1). Aku mengharapkan agar mereka taat kepada Allah dan zuhud terhadap dunia, tetapi mereka tidak mau mengerjakannya.”
(2). Lalu aku berkata: “Kalau begitu, bantulah aku dalam ketaatan dan kezuhudan.” Namun mereka juga tidak mau membantu.
(3). Maka aku pun berkata: “Jika kalian tidak mau juga, maka ridalah kepadaku jika aku berbuat taat dan zuhud.” Mereka tetap tidak mau juga.
(4). Maka aku pun berkata: “Kalau begitu, janganlah kalian mencegahku bila aku hendak taat dan zuhud.” Mereka tetap saja mencegahku.
(5). Maka aku berkata: “Baiklah, janganlah kalian mengajakku kepada jalan yang tidak diridai Allah dan jangan memusuhiku jika aku tidak mengikuti jalan kalian.”
Ternyata mereka tidak bersedih juga. Maka aku tinggalkan mereka dan aku urus diriku sendiri.”
Ketahuilah, wahai saudaraku seagama, sesungguhnya Nabi Muḥammad s.a.w. pernah menggambarkan masa ‘uzlah (mengasingkan diri) dan menerangkan sifat-sifatnya, juga menerangkan sifat orang yang ‘uzlah lalu beliau memerintahkan untuk mengasingkan diri (menyendiri) pada masa ‘uzlah itu. Sungguh, beliau lebih mengetahui hal-hal yang lebih baik dan menguntungkan bagi kita daripada diri kita sendiri.

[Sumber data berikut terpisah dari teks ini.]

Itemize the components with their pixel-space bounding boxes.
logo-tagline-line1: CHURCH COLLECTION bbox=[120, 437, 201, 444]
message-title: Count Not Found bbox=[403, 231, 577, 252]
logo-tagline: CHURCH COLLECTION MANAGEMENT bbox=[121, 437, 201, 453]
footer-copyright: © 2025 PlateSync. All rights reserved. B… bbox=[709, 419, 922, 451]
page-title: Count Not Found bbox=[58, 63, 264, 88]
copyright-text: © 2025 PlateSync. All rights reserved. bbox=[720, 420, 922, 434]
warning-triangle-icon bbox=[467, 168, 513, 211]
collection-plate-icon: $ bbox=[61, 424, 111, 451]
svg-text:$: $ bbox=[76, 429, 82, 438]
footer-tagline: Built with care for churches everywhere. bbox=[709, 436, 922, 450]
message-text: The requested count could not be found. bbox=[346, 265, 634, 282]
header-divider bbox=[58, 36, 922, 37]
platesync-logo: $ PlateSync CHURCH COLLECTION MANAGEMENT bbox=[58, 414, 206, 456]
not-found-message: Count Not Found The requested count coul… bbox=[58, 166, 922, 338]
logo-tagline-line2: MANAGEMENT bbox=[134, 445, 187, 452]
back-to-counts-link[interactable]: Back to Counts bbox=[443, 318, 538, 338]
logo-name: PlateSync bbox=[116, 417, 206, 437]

Oleh sebab itu, jika anda menjumpai masa sebagaimana diterangkan di atas, hendaklah anda mematuhi perintah Rasūlullāh s.a.w., dan menerima nasihat-nasihat beliau dengan sepenuh hati. Janganlah anda ragu-ragu bahwa Nabi Muḥammad s.a.w. adalah lebih mengetahui mana yang lebih baik dan maslahah bagi anda pada zaman itu. Jangan sekali-kali anda membuat alasan yang tidak benar, jangan menipu dan membohongi diri sendiri. Jika anda tidak mematuhi nasihat Nabi itu, niscaya anda akan binasa, untuk itu tidak ada alasan bagi anda tidak mematuhinya.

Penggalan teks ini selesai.